沖縄戦の戦没者24万2225人の名前が刻まれている「平和の礎(いしじ)」に、「杉下安佑」さんという名前がある。
杉下さんはドラゴンズの沖縄キャンプを毎年のように訪れていて、90歳を超えても若い投手の指導への熱意が衰えなかったが、もうひとつ沖縄に訪れる目的があった。
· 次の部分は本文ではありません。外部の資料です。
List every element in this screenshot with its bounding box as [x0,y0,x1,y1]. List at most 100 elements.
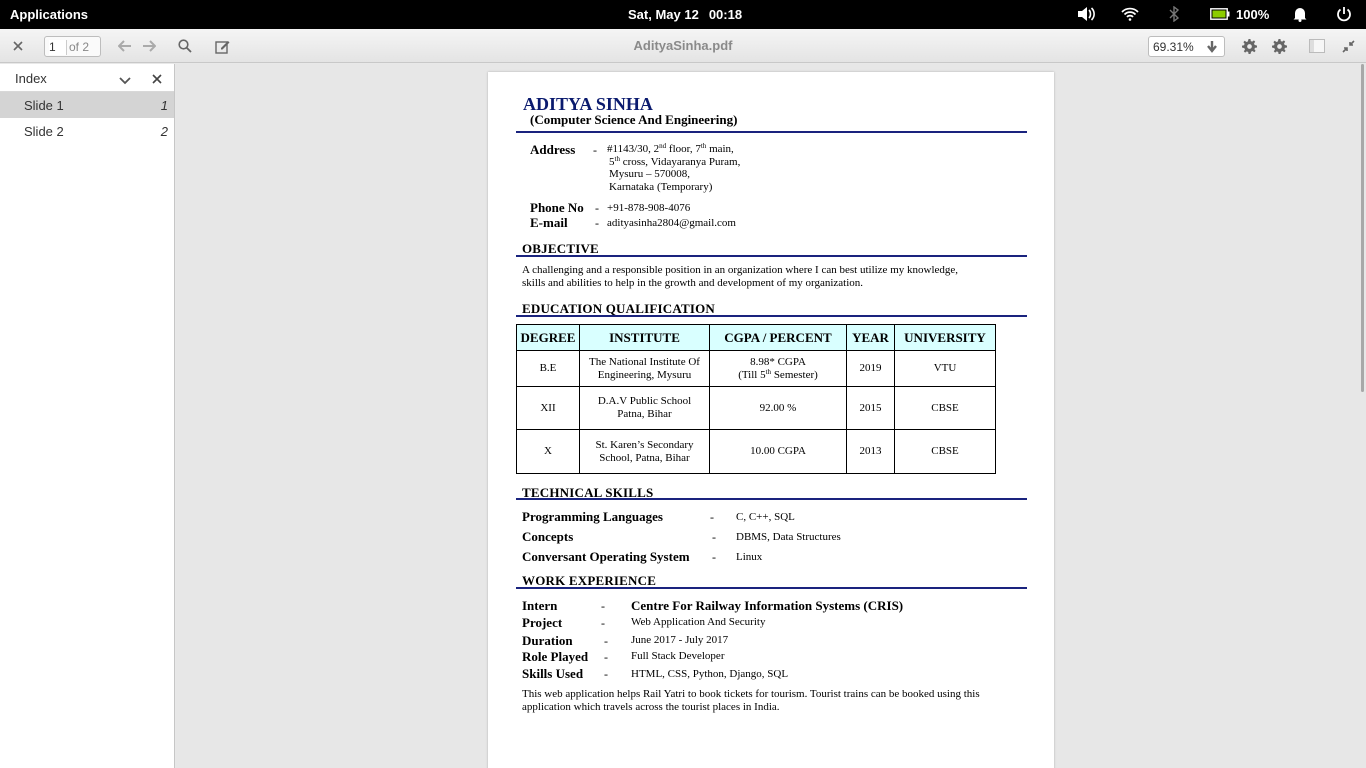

8月3日、東京の、杉下茂さんの長男の茂治さん(73)の自宅を訪ねた。
杉下茂さんの長男の茂治さん:
「沖縄行っても、戦争の思い出ってあんまりいいものがなかったのかもしれない」
杉下さんに野球を教えたのは、4つ上の兄、安佑(やすすけ)さんだった。その安佑さんは1945年3月21日、“人間爆弾“と言われた特攻機=「桜花(おうか)」で沖縄の海へ。24歳という若さで、この世を去った。
茂治さん:
「(杉下さんの)兄貴(安佑さん)のほうが、野球とか何をやらせてもすごかった。だから親父(杉下さん)は『兄貴にかなわない』っていう気持ちはずっと持っていたみたい」
杉下さんは97歳で亡くなったが、自身も陸軍に召集された経験があった。
戦争は杉下さんの兄・安佑さんから野球と未来を奪った。
杉下さんは、2020年8月14日の東京新聞の朝刊で「兄は野球がうまかったから、無事でいたら私を上回る野球選手になっていただろう。人間の未来や可能性を奪ってしまう戦争は二度と起こしてはいけない」と答えていた。
■心と平和の創造の泉や森に…野球場に託された願い
平和の森球場にはこの夏も、球児たちの声が響いていた。
読谷村役場の元職員 山内さん:
「もう最高ですよ。本当にね。まわりに木があるんであそこウォーキングされていますよ。真夏も歩けるんですね、陰になって。とってもいいところ。本当に“平和の森”っていう」
読谷村役場の元職員 小橋川さん:
「読谷でキャンプをするときに、『ああいうところだったんだよな』って思いながら、私たちと共に、野球文化というところで今つながったので、そういったエネルギーでもって、そこに平和というものの位置づけを、野球というスポ―ツ文化の中にも位置付けてもらえればありがたいなと」
平和の森球場の碑文には「この地が戦場につながる軍用場でなく、小鳥さえずる平和な広場となり、人々の心と平和の創造の泉となり、森となることを願う」と刻まれている。